Evaluate model performance on test datasets; It has an accuracy of 71.89%, a weighted average precision of 0.88, a recall of 0.72, and an F1 score of 0.77.
Without too much fine-tuning of the parameters, the model will provide 71.89% accuracy, so these schemas can be further fine-tuned for insurance data to achieve better accuracy.
The experiment further complements the bidirectional LSTM and attention layer (see algorithm 2). The embedding layer holds the pre-trained FastText model.
Tokenization, vectorization, and filling are performed similarly to earlier parts of the experiment. The output of the last layer of the Long Short-Term Memory Gated Loop Unit (LSTM GRU) is fed into the global attention layer sequence.
Algorithm 2
Vectors from hidden sequences are passed to the learning function (h t), including the product vector.
c is the final context vector, T is the total time step of the input sequence, and the attention layer architecture is based on the TensorFlow Keras attention mechanism for temporal data and masking.
TensorFlow is a machine learning library, Keras is a high-level API for TensorFlow, and attention mechanics are cutting-edge methods that leverage learning from important parts of the language rather than trying to learn everything.
The attention mechanism of TensorFlow and Keras provides tools to implement this functionality in the model, and the constructs used in this experiment are taken from FastText-based embeddings and were built in the first part of the experiment.

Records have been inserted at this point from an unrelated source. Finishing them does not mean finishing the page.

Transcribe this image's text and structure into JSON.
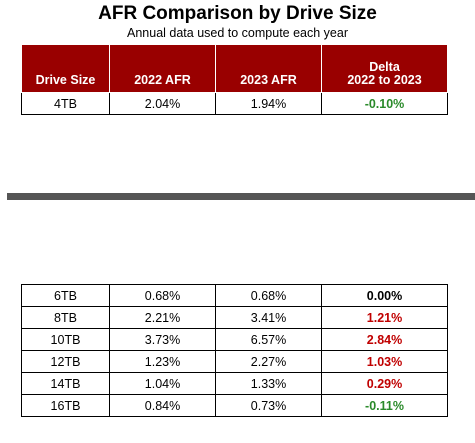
{
  "title": "AFR Comparison by Drive Size",
  "subtitle": "Annual data used to compute each year",
  "headers": {
    "drive_size": "Drive Size",
    "afr_2022": "2022 AFR",
    "afr_2023": "2023 AFR",
    "delta_line1": "Delta",
    "delta_line2": "2022 to 2023"
  },
  "top_rows": [
    {
      "size": "4TB",
      "afr_2022": "2.04%",
      "afr_2023": "1.94%",
      "delta": "-0.10%",
      "trend": "decrease"
    }
  ],
  "bottom_rows": [
    {
      "size": "6TB",
      "afr_2022": "0.68%",
      "afr_2023": "0.68%",
      "delta": "0.00%",
      "trend": "none"
    },
    {
      "size": "8TB",
      "afr_2022": "2.21%",
      "afr_2023": "3.41%",
      "delta": "1.21%",
      "trend": "increase"
    },
    {
      "size": "10TB",
      "afr_2022": "3.73%",
      "afr_2023": "6.57%",
      "delta": "2.84%",
      "trend": "increase"
    },
    {
      "size": "12TB",
      "afr_2022": "1.23%",
      "afr_2023": "2.27%",
      "delta": "1.03%",
      "trend": "increase"
    },
    {
      "size": "14TB",
      "afr_2022": "1.04%",
      "afr_2023": "1.33%",
      "delta": "0.29%",
      "trend": "increase"
    },
    {
      "size": "16TB",
      "afr_2022": "0.84%",
      "afr_2023": "0.73%",
      "delta": "-0.11%",
      "trend": "decrease"
    }
  ],
  "colors": {
    "header_bg": "#990000",
    "decrease": "#2a8a2a",
    "increase": "#c00000",
    "divider": "#555555"
  }
}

The core model architecture is built with LSTMs to form sequential models, and LSTMs are superior to RNNs in memorizing long sequence data.
The LSTM manages the input of the current time step, as well as the output of the previous LSTM cell and the memory of the state of the cell in the previous cell.
Bidirectional LSTMs help provide a forward and backward sequence of content, each of which provides outputs that are combined at each time step.
A better context of the text can be preserved by considering the past and future order, and the architecture includes embeddings as inputs, a bidirectional LSTM GGRU with 256 units, an attention layer, and three sets of dense and discarded layers (see algorithm 2).
The thick layer of 256 units and 0.25 dropout rate are also used interchangeably, and "Relu" is the activation function for the middle layer; On the last layer, "sigmoid" is used.
Binary cross-entropy loss and the "Adam" optimizer are also considered, and the model is trained using an early stop mechanism of 100 epochs in training and validation.
Reserve a batch size of 128; The best result came in the 6th EPOCH, with a verification accuracy of 98.69%. The model has an accuracy of 84.33%, a weighted average accuracy of 0.91, a recall of 0.84, and an F1 score of 0.87.
In the next phase of the lab, you'll explore Google's Universal Sentence Encoder (USE). It can encode high-dimensional vectors of different lengths into standard sizes. Figure 1 shows sentence encoding at work.
Figure 1
In this lab, USE is implemented on TensorFlow 1.0. USE models are loaded from the TensorFlow hub.
The USE-based embedding layer is built and fed into a model architecture with two dense layers and a missing layer (see Algorithm 3).
Algorithm 3
The dense layer has 256 cells and a ReLU activation layer with a dropout value of 0.25.
epilogue
The sigmoid activation function is used to classify the results, and binary cross-entropy and the Adam optimizer are also used. Model training is achieved by considering early stopping.
It achieved the best validation accuracy of 97.32% in the first period, with an average accuracy of 92.61% and an average recall, accuracy, and F1 score of 93.0%, 95.0%, and 93.0%, respectively.
Software requirements modeling is one of the prominent parts of this work, and most of the time, the focus is on software correctness during development, which can lead to performance issues later in the development process.
A comprehensive study of all the work done to model software performance throughout the software development lifecycle.
Factors that affect the time to fix security issues using linear regression methods are also evaluated.